20. a few things--omitted in the three oldest manuscripts. Translate then, "I have against thee that," &c.

sufferest--The three oldest manuscripts read, "lettest alone."

that woman--Two oldest manuscripts read, "THY wife"; two omit it. Vulgate and most ancient versions read as English Version. The symbolical Jezebel was to the Church of Thyatira what Jezebel, Ahab's "wife," was to him. Some self-styled prophetess (or as the feminine in Hebrew is often used collectively to express a multitude, a set of false prophets), as closely attached to the Church of Thyatira as a wife is to a husband, and as powerfully influencing for evil that Church as Jezebel did Ahab. As Balaam, in Israel's early history, so Jezebel, daughter of Eth-baal, king of Sidon (1Ki 16:31, formerly priest of Astarte, and murderer of his predecessor on the throne, Josephus [Against Apion, 1.18]), was the great seducer to idolatry in Israel's later history. Like her father, she was swift to shed blood. Wholly given to Baal worship, like Eth-baal, whose name expresses his idolatry, she, with her strong will, seduced the weak Ahab and Israel beyond the calf-worship (which was a worship of the true God under the cherub-ox form, that is, a violation of the second commandment) to that of Baal (a violation of the first commandment also). She seems to have been herself a priestess and prophetess of Baal. Compare 2Ki 9:22, 30, "whoredoms of ... Jezebel and her witchcrafts" (impurity was part of the worship of the Phoenician Astarte, or Venus). Her spiritual counterpart at Thyatira lured God's "servants" by pretended utterances of inspiration to the same libertinism, fornication, and eating of idol-meats, as the Balaamites and Nicolaitanes (Re 2:6, 14, 15). By a false spiritualism these seducers led their victims into the grossest carnality, as though things done in the flesh were outside the true man, and were, therefore, indifferent. "The deeper the Church penetrated into heathenism, the more she herself became heathenish; this prepares us for the expressions 'harlot' and 'Babylon,' applied to her afterwards" [Auberlen].

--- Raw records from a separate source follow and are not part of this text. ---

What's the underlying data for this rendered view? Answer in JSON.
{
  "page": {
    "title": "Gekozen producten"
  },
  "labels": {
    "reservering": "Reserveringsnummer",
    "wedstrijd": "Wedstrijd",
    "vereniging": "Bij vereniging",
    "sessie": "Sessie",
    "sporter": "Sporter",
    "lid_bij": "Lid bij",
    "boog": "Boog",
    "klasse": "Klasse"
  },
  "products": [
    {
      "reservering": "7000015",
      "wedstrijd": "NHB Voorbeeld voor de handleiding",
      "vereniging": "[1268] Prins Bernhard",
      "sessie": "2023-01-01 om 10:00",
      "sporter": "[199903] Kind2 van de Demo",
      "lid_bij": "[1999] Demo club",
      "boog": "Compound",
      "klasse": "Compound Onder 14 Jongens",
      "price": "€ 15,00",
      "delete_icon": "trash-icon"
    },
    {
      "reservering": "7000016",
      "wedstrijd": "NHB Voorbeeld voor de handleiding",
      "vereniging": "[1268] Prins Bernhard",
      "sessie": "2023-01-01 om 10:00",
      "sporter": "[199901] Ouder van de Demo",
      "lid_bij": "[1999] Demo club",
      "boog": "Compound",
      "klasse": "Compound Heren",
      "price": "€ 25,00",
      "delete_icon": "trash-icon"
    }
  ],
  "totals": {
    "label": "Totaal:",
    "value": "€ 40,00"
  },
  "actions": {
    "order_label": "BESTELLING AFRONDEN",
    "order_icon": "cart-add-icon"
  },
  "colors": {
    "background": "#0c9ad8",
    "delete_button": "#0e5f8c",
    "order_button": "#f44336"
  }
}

to teach and to seduce--The three oldest manuscripts read, "and she teaches and seduces," or "deceives." "Thyatira was just the reverse of Ephesus. There, much zeal for orthodoxy, but little love; here, activity of faith and love, but insufficient zeal for godly discipline and doctrine, a patience of error even where there was not a participation in it" [Trench].